With this knowledge under my belt, I asked myself, “What kind of teacher will I be? Will I be strict, fun, creative, or by the book? Can I be both strict and fun?!” (yes future teachers, you can be fun and strict, but it’s a fine line too easily crossed without years of experience, but don’t lose any sleep over that just yet).
From what I’ve experienced, students decide if you’re a strict or fun-when-you-want-to-be-strict-when-you-need-to-be teacher is in the way you give feedback. TEFL prepared me for the proper ways to give feedback based on a students’ level of English, and situationally (alone, in a group, during a brainstorm). For example, if a student pronounces a word wrong while reading to the class, do you correct it? If you decide Yes, have you noticed if multiple students have had issues with that word or that type of word? Does the country you’re teaching in have difficulties with that type of letter configuration?
Should you correct the world in the moment, stop after the student reads and create a mini lesson for everyone to practice, or take the student aside after class? All of these are viable responses (giving feedback, letting it slide, creating a group lesson) that you need to consider in the moment. It’s a game-time decision that becomes easier with time, and as you learn more about the personalities and proficiencies of each student.
Building Relationships with Professors
Both the TEFL 60-Hour Certification and the Teach in Spain Pre-Departure Course were adamant about the importance of building relationships with the other teachers at your school. Particularly, showing up to the teachers’ lounge at lunchtime for gossip and chitchat to prove you are serious about the school, culture, and improving your Spanish. Here in Southern Spain, there is a short break midday for students to go to recess, and then they leave for the day at 14:00 so as to have lunch and siesta with their family. Thus, this break is the only teacher-to-teacher facetime for bonding outside the classroom. They don’t gossip, but they do speak a mile a minute (as we all do with friends) and keeping up is often discouraging. However, just being there, listening proves your worth in the school culture. That’s the relationship between all teachers; there is also that between the teachers you have class with, your Bilingual Coordinator, Jefe de Estudios, the School Secretary, the Security Staff, Maintenance Staff, and Copy Room Staff. If something happens and you need help, these people need to know your name and associate it positively.

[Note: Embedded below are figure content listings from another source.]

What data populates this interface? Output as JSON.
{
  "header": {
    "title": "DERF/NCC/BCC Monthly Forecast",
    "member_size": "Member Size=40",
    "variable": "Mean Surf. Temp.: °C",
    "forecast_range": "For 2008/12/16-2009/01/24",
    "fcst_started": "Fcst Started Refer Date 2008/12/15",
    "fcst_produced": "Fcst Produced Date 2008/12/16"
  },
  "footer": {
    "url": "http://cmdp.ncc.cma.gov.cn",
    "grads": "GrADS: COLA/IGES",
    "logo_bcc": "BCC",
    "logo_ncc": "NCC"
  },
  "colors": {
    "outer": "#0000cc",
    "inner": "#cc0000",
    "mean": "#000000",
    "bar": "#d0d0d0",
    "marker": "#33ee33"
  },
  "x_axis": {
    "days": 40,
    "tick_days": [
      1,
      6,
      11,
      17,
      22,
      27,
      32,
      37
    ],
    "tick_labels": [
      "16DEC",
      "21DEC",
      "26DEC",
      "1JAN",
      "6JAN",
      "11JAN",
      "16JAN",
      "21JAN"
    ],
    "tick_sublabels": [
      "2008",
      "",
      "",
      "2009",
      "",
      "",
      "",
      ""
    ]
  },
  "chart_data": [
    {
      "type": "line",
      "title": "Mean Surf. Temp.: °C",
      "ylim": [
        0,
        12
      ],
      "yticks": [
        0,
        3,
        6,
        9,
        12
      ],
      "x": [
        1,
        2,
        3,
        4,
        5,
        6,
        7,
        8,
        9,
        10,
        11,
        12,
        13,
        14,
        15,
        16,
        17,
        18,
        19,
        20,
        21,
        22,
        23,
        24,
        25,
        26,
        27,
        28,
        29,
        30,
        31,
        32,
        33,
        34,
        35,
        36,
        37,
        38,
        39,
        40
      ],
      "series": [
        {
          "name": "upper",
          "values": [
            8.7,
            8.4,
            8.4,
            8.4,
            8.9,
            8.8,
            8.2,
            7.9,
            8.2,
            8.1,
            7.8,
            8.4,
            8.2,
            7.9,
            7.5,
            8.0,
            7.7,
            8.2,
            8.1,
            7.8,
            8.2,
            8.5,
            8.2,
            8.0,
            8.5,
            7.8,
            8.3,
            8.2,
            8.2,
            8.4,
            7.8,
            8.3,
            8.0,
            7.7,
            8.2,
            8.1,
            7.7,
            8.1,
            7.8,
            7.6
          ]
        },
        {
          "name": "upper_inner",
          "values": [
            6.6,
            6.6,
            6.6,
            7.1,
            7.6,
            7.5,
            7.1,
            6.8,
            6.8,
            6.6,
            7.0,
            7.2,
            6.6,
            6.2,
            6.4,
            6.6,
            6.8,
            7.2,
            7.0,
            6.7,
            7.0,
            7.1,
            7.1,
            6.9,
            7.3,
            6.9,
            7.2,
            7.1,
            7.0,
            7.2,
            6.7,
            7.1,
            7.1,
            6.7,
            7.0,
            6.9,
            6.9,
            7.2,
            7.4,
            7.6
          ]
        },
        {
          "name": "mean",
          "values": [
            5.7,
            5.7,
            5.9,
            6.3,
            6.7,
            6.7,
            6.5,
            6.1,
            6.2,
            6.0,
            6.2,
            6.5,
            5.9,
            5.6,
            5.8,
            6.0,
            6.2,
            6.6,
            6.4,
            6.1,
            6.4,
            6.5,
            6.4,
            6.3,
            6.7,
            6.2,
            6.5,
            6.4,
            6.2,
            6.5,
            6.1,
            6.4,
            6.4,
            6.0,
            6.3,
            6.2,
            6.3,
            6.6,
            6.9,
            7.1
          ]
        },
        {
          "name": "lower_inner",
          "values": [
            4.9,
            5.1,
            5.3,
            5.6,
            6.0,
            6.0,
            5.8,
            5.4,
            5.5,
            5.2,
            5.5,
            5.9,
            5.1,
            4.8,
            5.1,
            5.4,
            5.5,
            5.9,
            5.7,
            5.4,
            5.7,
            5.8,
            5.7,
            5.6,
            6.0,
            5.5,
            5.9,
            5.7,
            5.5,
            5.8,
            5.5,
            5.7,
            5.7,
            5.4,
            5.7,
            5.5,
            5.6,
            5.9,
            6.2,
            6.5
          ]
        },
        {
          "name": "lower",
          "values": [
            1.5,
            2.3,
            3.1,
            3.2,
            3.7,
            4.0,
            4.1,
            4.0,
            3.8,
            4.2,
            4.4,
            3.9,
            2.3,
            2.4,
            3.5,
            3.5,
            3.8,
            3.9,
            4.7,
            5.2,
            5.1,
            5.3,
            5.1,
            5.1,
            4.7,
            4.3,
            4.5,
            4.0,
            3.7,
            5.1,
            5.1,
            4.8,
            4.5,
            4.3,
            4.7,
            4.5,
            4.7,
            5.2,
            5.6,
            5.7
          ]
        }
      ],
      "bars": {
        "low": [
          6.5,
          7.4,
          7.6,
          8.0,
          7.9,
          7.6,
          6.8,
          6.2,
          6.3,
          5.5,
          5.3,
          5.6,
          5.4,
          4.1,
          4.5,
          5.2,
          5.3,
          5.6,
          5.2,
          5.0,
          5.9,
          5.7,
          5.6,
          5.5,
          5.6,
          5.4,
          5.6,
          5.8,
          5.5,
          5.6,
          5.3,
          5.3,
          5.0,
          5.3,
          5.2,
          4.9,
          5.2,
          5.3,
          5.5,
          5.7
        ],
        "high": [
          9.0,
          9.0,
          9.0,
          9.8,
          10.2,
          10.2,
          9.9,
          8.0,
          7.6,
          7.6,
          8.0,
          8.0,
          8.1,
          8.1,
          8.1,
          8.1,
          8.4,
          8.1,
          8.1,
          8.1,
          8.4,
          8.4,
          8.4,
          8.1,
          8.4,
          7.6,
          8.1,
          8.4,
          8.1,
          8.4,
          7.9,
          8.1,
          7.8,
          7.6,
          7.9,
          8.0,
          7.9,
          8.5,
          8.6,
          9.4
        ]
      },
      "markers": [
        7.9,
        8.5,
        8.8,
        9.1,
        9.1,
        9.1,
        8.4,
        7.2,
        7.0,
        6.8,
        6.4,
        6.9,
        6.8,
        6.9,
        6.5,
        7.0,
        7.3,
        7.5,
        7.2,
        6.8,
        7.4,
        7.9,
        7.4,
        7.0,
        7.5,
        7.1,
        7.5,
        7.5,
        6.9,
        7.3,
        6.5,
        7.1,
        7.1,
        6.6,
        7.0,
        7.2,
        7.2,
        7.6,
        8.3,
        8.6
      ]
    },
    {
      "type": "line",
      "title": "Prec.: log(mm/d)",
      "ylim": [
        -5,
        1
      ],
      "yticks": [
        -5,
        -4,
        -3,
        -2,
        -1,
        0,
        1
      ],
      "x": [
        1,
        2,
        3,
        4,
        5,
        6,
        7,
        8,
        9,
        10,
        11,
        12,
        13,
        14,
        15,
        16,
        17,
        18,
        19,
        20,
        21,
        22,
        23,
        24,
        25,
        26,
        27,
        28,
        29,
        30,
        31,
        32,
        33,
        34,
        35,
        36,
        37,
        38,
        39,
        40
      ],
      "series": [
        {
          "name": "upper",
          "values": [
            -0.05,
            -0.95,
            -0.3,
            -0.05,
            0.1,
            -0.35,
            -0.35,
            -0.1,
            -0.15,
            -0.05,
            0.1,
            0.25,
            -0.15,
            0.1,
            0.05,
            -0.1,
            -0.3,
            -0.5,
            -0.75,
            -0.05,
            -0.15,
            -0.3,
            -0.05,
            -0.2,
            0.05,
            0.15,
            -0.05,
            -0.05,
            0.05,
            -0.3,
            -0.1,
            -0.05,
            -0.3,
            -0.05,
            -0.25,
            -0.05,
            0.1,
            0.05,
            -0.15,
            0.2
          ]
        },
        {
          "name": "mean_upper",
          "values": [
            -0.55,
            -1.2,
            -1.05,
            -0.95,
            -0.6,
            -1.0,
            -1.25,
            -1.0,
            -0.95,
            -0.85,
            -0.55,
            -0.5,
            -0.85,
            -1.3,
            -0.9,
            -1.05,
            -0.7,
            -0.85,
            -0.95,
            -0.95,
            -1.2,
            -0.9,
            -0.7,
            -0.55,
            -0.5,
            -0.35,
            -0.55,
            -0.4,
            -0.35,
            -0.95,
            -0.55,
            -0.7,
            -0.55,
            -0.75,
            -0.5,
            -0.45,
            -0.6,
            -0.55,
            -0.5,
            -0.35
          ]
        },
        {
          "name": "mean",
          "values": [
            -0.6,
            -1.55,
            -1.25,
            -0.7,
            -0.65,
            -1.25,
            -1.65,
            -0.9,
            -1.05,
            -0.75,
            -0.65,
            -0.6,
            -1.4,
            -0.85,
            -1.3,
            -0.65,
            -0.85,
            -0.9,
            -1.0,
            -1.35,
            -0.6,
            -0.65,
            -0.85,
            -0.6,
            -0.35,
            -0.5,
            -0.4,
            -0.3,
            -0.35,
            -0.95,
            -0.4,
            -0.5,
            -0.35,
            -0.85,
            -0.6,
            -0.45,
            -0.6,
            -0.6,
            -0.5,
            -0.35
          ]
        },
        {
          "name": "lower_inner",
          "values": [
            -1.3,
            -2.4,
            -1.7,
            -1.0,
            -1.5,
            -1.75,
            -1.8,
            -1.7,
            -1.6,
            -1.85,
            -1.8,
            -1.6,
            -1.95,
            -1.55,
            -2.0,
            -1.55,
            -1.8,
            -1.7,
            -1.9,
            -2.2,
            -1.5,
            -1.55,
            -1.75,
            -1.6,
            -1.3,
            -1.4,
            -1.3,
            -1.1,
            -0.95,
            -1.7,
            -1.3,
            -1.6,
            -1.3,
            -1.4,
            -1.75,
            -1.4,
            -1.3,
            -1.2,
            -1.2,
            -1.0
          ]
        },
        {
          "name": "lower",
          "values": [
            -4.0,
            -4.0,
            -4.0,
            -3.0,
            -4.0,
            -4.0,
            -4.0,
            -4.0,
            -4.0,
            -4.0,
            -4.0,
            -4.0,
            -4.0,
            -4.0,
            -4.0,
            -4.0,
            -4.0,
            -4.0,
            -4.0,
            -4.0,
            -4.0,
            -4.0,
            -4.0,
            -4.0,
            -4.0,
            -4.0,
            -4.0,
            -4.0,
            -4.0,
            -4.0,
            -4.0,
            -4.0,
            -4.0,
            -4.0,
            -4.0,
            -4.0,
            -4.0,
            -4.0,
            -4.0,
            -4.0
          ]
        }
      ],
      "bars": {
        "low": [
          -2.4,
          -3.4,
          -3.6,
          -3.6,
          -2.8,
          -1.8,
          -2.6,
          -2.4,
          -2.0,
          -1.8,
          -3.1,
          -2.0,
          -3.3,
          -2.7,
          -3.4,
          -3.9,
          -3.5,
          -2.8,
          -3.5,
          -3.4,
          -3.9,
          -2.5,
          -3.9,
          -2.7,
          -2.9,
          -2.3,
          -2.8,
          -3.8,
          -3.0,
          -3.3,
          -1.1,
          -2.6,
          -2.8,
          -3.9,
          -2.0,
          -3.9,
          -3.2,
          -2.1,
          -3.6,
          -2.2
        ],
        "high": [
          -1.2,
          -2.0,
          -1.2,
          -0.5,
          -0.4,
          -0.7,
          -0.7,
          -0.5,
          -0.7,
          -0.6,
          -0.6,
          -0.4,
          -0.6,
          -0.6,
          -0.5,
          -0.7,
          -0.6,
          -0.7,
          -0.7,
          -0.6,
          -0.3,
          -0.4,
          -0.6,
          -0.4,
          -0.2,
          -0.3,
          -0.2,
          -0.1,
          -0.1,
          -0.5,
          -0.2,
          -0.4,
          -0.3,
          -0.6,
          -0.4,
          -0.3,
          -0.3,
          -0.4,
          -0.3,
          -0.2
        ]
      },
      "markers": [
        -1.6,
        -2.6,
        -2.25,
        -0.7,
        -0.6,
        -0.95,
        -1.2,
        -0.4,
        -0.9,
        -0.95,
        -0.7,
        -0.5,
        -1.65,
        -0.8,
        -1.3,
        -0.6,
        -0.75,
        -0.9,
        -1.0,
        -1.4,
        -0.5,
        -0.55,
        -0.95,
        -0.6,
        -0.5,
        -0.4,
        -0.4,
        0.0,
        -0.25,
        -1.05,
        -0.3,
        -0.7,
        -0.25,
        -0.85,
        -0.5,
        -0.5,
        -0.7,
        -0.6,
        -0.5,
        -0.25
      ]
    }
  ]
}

The teachers in the classroom with you will be your biggest advocates with the other teachers. This is your chance to prove your worth as an expert English teacher, as well as create a support system. Prepare fun, diverse lessons that engage the students, and if you can, bring the topics back to their culture. Do your research on [Spanish] language, cities, history, politics, sports, food, everything, and then ask your students questions where the other teacher can get involved and help everyone learn.
Building Relationships with Students
1. Be Patient
They are trying. If they aren't, change it up. Teaching is about agility.
2. Be Kind
You don’t know what they’re going through in their other classes, with friends, or at home.
3. Be Serious
When you first meet them, explain you’re there to help, the same as any other teacher. If you build credibility around yourself, they’ll respect you.
4. Smile and Hug Them
Difficult, right? Nonverbal communication is 90% of how we perceive one another, so your actions are going to speak much louder than your words in this job. Ask them about their days when you see them in the hallways, in the grocery store, on the street. Show that you care- it will ensure they try their hardest in class, and you’ll all have more fun than you can imagine, learning.